Ameline Alcouffe of the University of Toulouse said the broad outline of this system is known, but how it worked in daily life and burial practice remains difficult to pin down.

Computer models read status in graves

To work through the complex burial patterns at Tamir, researchers brought together statistical modeling, machine learning and a method adapted from evolutionary biology.

One model tested how grave goods could point to kinship, wealth and burial location. Machine learning then looked for patterns without being told who was related. A third method built a kind of cultural “family tree,” not from genes, but from burial customs such as grave goods and body positions.

Alcouffe stressed that the team was not claiming that tomb customs were inherited like DNA. Instead, she said the method produced “not a biological genealogy, but a ‘map’ of cultural relationships.”

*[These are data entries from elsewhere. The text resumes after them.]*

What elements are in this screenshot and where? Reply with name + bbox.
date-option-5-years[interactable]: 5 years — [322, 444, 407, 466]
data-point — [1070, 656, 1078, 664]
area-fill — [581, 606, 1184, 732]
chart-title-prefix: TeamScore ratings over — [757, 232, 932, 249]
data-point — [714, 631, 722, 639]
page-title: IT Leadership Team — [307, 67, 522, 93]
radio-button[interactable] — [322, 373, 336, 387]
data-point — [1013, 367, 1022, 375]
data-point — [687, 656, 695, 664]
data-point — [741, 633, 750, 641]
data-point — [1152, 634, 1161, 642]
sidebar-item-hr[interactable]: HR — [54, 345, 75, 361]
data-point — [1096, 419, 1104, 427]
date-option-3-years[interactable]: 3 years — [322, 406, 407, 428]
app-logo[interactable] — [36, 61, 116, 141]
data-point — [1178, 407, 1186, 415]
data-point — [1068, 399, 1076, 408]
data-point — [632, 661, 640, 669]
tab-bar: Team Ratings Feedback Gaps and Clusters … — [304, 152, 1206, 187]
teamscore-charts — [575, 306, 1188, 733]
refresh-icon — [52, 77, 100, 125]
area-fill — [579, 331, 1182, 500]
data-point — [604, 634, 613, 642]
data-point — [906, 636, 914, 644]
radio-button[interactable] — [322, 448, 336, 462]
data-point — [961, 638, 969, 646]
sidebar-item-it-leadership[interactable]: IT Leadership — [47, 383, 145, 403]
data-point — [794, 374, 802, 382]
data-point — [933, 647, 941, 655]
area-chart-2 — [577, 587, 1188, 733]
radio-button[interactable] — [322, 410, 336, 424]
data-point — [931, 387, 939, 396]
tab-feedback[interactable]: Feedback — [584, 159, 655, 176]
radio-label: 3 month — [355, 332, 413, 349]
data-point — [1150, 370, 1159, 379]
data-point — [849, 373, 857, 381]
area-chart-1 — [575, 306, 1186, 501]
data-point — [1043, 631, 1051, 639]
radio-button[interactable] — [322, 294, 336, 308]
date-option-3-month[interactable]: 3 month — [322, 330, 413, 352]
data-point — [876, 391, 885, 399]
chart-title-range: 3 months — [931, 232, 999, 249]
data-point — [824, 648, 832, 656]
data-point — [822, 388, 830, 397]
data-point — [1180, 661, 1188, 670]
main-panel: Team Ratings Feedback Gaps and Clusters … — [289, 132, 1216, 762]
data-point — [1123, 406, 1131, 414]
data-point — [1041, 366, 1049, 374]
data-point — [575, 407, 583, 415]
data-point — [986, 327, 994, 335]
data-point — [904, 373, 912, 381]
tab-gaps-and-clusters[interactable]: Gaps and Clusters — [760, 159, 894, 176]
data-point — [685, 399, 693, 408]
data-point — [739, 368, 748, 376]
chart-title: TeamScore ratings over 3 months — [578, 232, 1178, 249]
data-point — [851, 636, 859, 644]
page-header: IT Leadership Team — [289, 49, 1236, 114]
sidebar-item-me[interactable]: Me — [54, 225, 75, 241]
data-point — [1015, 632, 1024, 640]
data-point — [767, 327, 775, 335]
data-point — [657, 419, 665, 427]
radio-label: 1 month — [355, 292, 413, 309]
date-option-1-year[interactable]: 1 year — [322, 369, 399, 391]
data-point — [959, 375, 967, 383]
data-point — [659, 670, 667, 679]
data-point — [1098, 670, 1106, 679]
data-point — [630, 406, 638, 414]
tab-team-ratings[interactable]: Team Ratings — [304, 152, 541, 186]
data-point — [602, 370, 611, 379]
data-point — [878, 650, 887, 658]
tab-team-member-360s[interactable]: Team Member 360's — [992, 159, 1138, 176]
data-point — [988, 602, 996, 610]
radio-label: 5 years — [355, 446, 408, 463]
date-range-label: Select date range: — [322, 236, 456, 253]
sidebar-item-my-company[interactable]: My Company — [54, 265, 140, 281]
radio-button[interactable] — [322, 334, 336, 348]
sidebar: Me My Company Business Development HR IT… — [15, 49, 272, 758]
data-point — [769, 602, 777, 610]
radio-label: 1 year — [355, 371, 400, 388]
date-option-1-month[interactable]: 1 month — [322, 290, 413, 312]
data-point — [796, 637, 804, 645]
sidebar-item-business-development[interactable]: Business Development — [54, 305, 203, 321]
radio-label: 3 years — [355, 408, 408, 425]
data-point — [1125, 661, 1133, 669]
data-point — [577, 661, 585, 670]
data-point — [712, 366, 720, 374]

Excavation views from the Tamir cemetery show a stone circle with tombs 47 and 48, tomb 24, tomb 40 and the site stratigraphy. (Credit: Alcouffe et al. 2026; photos by P. Gérard, B. Noost and D. Nikolaeva)
Excavation views from the Tamir cemetery show a stone circle with tombs 47 and 48, tomb 24, tomb 40 and the site stratigraphy. (Credit: Alcouffe et al. 2026; photos by P. Gérard, B. Noost and D. Nikolaeva)

Blood ties existed, but rank shaped cemetery

The results showed that wealth and status played a more defining role than biological ties. At Tamir, two primary family lineages, called A and B, may even reflect the left and right branches of the Xiongnu hierarchy, according to the researchers.

In Lineage A, only a single family member from most generations was buried at the cemetery, suggesting that siblings may have been laid to rest elsewhere. One striking exception involved two brothers who shared the same bloodline but received vastly different burials.

While one brother was placed in a lavish grave alongside his wife and other members of Lineage A, the other was interred roughly 200 meters away on the cemetery's periphery. This stark contrast demonstrates that shared ancestry did not guarantee equal status in death.

Final burials reflect society under pressure

Another unusual case involved a wealthy man buried with a poor woman. Couples usually received similar funerary treatment, but this pair did not.

Their burial came near the end of the cemetery’s use and almost exactly as the Xiongnu empire was collapsing around 85 A.D. At that stage, grave goods became scarcer, and the site was later abandoned.

For the researchers, Tamir offers a “proof of concept” for using this type of toolkit to study ancient cemeteries. Alcouffe said the next step would be to apply the approach to other sites with detailed funerary data and see whether similar patterns turn up in other cultural and historical settings.

At Tamir, the evidence points to a burial world where family identity mattered, but power, alliance and rank mattered more.